I can tell by their faces that he’s not coming home. Mom explains that he has a rugby match. I’m disappointed.
“How long can you stay?” I ask Ham.
“How long can you sta-ay?”
Ham repeats, and he hugs me again. I don’t have a British accent, but sometimes what I say comes out more British than American.
“I’m just here for the afternoon,” he says.
My mood sinks further.
“I’m en route to Geneva. My sister is in the hospital.”
His sister’s not a Scientist. Ham converted because of Dad.

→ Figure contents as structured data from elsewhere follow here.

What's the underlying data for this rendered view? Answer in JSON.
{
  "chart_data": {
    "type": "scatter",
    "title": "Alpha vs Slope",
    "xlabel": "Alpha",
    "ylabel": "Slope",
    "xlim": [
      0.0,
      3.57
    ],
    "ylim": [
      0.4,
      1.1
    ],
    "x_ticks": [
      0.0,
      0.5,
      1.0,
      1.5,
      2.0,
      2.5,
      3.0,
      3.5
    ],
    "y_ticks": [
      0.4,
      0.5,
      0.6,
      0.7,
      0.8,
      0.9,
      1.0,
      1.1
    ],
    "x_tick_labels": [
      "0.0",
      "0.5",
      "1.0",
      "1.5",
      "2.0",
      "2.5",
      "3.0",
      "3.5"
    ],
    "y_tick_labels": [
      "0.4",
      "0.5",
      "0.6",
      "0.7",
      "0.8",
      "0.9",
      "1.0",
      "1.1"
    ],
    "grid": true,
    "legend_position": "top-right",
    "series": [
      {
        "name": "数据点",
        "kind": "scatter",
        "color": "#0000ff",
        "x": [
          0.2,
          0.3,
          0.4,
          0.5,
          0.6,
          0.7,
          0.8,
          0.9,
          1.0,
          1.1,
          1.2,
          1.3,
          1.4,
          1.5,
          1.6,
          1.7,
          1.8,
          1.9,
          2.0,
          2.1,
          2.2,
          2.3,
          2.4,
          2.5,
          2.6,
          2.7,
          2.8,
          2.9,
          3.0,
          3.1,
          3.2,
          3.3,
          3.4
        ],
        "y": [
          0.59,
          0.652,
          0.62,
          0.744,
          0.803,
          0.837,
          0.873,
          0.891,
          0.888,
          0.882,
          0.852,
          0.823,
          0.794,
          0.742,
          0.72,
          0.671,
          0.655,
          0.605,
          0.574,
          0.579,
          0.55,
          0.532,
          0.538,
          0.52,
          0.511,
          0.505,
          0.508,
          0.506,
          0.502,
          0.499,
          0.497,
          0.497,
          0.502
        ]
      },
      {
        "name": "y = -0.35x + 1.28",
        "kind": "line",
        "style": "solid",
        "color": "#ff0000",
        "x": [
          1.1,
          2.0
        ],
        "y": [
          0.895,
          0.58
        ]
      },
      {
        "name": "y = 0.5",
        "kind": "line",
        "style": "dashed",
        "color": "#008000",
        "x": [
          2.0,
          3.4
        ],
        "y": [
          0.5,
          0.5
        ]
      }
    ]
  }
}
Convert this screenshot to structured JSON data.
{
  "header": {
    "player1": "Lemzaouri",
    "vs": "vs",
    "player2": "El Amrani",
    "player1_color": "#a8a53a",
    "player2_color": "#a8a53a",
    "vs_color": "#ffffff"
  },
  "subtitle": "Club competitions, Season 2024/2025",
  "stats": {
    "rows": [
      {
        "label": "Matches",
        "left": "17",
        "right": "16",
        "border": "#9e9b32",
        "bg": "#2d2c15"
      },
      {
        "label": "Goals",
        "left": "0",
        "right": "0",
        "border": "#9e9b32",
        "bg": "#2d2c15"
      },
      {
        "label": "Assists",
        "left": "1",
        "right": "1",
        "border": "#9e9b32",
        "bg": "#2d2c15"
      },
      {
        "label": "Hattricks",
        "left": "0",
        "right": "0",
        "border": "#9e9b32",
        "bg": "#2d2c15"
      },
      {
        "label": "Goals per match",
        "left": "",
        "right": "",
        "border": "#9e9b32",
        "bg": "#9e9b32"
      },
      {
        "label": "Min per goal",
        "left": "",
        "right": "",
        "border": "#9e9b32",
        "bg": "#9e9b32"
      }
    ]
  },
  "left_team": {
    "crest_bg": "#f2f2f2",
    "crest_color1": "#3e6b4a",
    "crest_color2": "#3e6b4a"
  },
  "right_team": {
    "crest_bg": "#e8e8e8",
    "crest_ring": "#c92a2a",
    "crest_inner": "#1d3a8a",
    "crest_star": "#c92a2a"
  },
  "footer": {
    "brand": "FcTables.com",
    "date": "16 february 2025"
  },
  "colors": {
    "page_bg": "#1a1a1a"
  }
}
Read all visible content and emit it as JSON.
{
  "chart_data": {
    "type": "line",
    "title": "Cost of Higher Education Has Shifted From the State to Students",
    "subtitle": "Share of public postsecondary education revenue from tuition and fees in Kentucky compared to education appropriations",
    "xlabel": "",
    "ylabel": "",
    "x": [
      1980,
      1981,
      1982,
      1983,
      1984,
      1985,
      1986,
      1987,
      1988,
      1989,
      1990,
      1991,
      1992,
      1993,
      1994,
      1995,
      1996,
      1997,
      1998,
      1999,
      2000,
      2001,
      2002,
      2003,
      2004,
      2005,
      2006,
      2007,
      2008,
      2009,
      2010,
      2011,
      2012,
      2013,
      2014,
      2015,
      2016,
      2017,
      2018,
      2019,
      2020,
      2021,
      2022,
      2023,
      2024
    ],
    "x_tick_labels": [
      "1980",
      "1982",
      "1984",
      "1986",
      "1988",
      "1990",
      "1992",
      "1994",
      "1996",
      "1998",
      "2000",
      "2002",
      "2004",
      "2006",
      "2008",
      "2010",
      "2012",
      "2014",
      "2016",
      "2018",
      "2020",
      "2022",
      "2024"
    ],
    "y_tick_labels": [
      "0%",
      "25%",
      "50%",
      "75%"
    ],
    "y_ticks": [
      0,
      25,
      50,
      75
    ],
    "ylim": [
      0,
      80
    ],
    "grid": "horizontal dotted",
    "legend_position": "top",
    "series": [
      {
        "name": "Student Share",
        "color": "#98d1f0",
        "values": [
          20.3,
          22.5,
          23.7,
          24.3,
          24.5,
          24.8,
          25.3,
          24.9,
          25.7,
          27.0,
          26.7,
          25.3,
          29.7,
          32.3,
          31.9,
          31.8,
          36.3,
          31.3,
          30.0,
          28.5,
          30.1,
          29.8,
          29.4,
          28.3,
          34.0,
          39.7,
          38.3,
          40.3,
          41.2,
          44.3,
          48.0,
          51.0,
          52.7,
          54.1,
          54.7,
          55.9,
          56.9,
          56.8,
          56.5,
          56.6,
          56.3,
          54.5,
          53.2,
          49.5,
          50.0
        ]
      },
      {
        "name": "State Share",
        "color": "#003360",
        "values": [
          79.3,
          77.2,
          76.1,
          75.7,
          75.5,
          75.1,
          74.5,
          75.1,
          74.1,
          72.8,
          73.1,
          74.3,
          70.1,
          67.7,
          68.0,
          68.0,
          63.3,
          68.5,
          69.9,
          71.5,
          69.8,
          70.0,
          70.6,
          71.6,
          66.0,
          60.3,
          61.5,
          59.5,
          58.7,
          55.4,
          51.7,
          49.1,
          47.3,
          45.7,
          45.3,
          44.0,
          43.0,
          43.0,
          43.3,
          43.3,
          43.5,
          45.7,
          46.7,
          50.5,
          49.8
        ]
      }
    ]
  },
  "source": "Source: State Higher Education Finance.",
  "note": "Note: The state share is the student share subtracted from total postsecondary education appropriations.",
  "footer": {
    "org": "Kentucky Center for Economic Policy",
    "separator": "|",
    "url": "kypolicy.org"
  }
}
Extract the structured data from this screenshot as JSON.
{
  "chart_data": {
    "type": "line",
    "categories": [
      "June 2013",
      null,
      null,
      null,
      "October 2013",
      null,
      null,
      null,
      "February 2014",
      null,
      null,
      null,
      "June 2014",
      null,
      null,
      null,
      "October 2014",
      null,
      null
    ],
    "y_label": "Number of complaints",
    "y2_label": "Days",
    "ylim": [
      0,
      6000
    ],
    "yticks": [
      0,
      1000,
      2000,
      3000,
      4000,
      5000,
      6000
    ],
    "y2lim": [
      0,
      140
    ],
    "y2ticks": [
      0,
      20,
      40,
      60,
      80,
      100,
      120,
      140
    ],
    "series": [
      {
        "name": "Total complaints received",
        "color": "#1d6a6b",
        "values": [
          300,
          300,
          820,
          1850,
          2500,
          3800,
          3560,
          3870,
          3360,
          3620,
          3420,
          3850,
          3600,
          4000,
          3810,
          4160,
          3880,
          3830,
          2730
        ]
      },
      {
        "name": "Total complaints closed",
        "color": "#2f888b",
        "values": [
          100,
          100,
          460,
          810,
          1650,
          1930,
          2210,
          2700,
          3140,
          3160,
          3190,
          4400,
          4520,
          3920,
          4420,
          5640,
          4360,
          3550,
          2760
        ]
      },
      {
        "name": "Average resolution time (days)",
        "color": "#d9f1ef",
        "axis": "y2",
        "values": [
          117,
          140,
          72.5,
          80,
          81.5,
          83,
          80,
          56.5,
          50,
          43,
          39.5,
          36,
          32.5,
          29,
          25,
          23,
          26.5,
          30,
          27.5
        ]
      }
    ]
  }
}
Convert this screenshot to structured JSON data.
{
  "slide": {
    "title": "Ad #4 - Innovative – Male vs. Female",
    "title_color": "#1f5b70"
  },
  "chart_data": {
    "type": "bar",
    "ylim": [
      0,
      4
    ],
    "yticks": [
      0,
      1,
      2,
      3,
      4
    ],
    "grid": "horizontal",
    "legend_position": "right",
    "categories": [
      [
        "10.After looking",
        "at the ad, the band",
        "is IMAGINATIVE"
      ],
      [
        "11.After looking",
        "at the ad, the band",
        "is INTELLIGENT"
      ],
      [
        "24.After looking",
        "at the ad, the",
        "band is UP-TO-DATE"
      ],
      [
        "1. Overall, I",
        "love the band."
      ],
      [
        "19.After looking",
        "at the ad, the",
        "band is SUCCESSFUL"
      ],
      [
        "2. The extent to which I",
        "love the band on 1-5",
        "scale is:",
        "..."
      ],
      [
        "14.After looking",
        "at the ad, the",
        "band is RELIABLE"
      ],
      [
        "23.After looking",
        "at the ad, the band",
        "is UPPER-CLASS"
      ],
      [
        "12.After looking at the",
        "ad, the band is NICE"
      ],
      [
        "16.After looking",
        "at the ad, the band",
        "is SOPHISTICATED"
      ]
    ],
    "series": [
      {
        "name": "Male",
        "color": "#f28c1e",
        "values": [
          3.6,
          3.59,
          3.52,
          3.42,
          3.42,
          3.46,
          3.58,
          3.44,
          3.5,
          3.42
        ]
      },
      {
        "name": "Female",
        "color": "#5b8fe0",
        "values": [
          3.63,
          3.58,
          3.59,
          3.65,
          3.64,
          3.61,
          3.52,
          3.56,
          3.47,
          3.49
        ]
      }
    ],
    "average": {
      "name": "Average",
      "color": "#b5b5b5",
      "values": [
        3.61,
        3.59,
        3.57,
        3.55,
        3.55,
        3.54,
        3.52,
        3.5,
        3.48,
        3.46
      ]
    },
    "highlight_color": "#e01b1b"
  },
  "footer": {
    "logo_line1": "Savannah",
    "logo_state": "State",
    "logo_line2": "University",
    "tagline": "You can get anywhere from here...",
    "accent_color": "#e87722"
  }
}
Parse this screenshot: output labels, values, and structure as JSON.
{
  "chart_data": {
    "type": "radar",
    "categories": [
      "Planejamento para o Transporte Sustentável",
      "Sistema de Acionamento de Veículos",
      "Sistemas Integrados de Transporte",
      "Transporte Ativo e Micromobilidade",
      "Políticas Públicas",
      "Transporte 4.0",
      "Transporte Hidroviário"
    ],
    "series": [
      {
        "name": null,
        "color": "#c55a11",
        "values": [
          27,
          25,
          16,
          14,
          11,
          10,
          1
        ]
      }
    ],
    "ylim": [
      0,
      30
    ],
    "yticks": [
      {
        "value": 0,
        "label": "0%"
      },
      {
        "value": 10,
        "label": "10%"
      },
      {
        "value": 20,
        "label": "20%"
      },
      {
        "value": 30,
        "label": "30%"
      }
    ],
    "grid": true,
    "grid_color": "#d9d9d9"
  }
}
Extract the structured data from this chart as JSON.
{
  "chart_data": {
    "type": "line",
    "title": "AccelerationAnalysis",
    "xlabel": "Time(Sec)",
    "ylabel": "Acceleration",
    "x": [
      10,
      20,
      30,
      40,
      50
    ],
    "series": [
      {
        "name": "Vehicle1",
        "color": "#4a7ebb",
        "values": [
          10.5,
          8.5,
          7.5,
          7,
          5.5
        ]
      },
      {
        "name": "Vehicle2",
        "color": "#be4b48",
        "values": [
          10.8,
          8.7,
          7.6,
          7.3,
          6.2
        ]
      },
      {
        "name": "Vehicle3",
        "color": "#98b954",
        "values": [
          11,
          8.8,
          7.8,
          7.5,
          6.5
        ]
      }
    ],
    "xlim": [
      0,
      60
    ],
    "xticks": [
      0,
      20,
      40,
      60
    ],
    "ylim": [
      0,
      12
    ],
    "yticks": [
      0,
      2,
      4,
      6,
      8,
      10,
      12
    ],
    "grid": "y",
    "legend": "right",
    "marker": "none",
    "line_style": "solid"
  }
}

Ham asks if I’d like to come with Mom and him to Camden Market, but it doesn’t sound like much fun. I grimace.
“Afterward,” Mom adds, “we can have tea at Fortnum & Mason.”
“What about you, Dad?” I ask.
“Oh, gee, I need to do some work,” he says, his hands clenching in his pockets. He seems satisfied with his plan, but there’s no room in it for me. He is always working, praying for his patients, even when we come home for the weekend. Sometimes I wonder if it isn’t just an excuse to close the door and be alone.
“All right,” I say to Ham. There’s nothing else to do.
The three of us walk down to the bottom of Hampstead Heath
and catch the 24, a double-decker, near the Royal Free Hospital. At Camden Market, Mom and Ham rummage through stacks of antique china. I’d rather be anywhere but here, but the depressing truth is that I have few options. None actually. I could still be at Claremont, which I pretty much hate, or 15 Keats Grove, where Dad’s holed up in his study. I don’t know a soul in Hampstead.
If Sherm were here, we could at least see a movie.